With a background in retail and entrepreneurship, Natalie Corbett, 31, will run the site’s gift shop. She got married in June, so she plans to treat the five-month job like a solo honeymoon. Mairi Hilton, meanwhile, will serve as wildlife monitor, a job that involves counting the island’s penguin population and checking for bird nests and hatchlings. Hilton, 30, from Bo’ness, Scotland, recently completed a PhD in conservation biology and has been on several research expeditions.
The British established Port Lockroy in 1944 as part of a top secret World War II mission known as Operation Tabarin. Today, the historic site welcomes around 18,000 annual visitors and tourists, who arrive on cruise ships run by operators such as Hurtigruten, Oceanwide Expeditions and Ponant.

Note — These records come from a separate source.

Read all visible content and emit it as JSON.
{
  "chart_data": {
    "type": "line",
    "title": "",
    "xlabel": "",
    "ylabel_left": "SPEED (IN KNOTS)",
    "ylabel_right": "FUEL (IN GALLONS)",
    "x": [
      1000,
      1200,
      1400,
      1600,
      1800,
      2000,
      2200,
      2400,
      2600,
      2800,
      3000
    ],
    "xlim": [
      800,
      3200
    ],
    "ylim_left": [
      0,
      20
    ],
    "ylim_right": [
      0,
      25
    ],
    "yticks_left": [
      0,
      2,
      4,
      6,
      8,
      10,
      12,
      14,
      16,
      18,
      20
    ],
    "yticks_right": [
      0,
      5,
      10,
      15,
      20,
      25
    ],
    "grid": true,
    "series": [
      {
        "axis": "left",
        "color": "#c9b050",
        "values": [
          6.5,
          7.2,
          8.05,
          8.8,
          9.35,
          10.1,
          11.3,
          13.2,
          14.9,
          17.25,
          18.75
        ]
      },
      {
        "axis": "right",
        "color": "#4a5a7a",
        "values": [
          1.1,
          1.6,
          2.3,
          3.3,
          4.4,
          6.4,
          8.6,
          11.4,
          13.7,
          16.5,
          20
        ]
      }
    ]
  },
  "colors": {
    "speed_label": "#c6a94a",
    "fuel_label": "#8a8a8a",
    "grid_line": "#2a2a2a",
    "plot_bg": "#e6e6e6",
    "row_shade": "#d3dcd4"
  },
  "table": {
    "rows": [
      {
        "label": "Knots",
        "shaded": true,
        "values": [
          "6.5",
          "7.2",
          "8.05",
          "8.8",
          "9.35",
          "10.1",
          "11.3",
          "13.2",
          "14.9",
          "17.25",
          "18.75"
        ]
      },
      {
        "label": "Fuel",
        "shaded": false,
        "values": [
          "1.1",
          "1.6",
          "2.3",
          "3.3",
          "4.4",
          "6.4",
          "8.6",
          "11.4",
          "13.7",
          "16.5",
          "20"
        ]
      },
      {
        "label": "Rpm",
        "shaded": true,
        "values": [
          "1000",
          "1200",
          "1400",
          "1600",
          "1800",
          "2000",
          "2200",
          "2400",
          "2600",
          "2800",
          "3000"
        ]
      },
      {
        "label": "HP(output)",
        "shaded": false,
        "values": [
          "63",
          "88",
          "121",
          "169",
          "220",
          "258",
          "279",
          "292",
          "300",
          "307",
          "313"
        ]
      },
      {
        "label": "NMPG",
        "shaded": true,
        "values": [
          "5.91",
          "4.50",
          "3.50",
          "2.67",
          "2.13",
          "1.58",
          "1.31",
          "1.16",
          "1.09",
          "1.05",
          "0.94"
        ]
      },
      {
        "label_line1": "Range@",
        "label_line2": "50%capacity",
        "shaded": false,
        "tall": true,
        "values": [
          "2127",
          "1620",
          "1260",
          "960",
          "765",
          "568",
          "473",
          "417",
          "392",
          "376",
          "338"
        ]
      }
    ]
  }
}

Despite the difficult working conditions, more than 6,000 people expressed interest in jobs advertised by the UK Antarctic Heritage Trust (UKAHT) in April, according to the BBC. This is more than double the number of applicants from previous years.
The trust has recruited for the posts almost every year since 2006, when it took over the isolated post office from the British Antarctic Survey. But the Covid-19 pandemic has forced the organization to close the remote outpost for the past two-and-a-half years, which may explain the sudden surge in interest.
After sifting through thousands of applications, trust staff members interviewed qualified candidates on Zoom. Then they narrowed down their selection to 12 people and gathered the potential new recruits for a day of interviews, tests, activities and presentations.
The trust had no intention of choosing four women for the positions, it just worked out that way. They were looking for people who could succeed in each role, as well as handle the harsh living and working conditions of Antarctica, according to the New York Times‘ Saskia Solomon.
Now, the four women are preparing for remote first aid and penguin behavior training. But they won’t be flying totally solo when they finally reach Antarctica: Vicky Inglis, who previously worked on the island, will join them for 10 weeks to help them acclimatize.
One of the most rewarding parts of the experience for Inglis was immersing himself in his surroundings and noticing “little details and changes” in everything from the weather to the way the ice moves to the amount of light the island receives, she told WNYC’s “The Takeaway” earlier this year.
“You’re very in tune with everything that’s going on around you,” Inglis said.